Forgive me, I have a (potentially) very trivial question about a special case of the following problem:
Let $e_1, \ldots{}, e_n$ be the usual basis of $\mathbf{R}^n$ and let $\varphi_1, \ldots{}, \varphi_n$ be the dual basis.
(a) Show that $\varphi_{i_1} \wedge \ldots{} \wedge \varphi_{i_k} (e_{i_1}, \ldots, e_{i_k}) = 1$.
I take it that $1 \leq i_1 \lt \ldots{} \lt i_k \leq n$ and that $\varphi_{i}(e_j) = \delta_{i, j}$ where $\delta_{i, j}$ is the Kronecker delta, by a previous theorem in the book.
My work is the following:
\begin{align}
\varphi_{i_1} \wedge \ldots{} \wedge \varphi_{i_k} &= k! \operatorname{Alt}(\varphi_{i_1} \otimes \ldots{} \otimes \varphi_{i_k})\\
&= \sum_{\sigma \in S_k} \operatorname{sgn}\sigma \,(\varphi_{i_1} \otimes \ldots{} \otimes \varphi_{i_k})\,,
\end{align}
which gives:
$$ \varphi_{i_1} \wedge \ldots{} \wedge \varphi_{i_k}(e_{i_1}, \ldots, e_{i_k}) = \sum_{\sigma \in S_k} \operatorname{sgn}\sigma \,(\varphi_{i_1}(e_{\sigma(i_1)})\cdot \ldots{} \cdot \varphi_{i_k}(e_{\sigma(i_k)})) = (\star)\,.$$
But consider the example $k = 2$ and $n = 4$. Then I can choose $i_1 = 3$ and $i_2 = 4$. Now, since $S_2 = \{ (), (12) \}$, we have:
$$(\star) = (1)(1 \cdot 1) + (-1)(1 \cdot 1) = 0\,.$$
And this contradicts what I have to show?
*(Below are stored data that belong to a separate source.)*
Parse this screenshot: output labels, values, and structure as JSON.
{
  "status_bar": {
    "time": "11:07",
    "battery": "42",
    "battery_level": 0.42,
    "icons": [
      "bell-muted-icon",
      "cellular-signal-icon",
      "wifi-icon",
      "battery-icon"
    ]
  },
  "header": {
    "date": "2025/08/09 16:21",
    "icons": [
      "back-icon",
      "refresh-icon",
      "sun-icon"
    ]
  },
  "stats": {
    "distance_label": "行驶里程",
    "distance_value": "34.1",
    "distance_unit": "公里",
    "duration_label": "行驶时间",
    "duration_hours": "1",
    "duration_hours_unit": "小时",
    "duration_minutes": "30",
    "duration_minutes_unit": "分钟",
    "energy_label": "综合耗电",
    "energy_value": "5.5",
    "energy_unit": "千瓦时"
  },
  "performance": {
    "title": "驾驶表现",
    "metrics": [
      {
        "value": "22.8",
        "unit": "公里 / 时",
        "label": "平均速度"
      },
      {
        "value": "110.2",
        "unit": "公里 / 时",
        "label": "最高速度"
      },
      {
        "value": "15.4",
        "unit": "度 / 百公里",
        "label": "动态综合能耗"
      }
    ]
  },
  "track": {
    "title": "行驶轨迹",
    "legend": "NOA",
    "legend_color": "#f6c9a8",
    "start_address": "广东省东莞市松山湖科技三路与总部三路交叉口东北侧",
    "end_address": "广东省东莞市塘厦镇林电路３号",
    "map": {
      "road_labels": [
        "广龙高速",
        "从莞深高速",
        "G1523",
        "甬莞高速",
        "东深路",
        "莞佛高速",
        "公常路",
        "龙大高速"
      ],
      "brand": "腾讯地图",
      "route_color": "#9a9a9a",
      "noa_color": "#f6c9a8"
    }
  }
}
What on earth am I not seeing?
Ideally, I would have every term in the sum equal to 0 except for the identity permutation…
Best Answer
The second summand in your last equation (the one with $\star$ on the left hand side) should be $(-1)*(0 \cdot 0)$ since you are evaluating $\phi_4$ on $e_3$ and $\phi_3$ on $e_4$.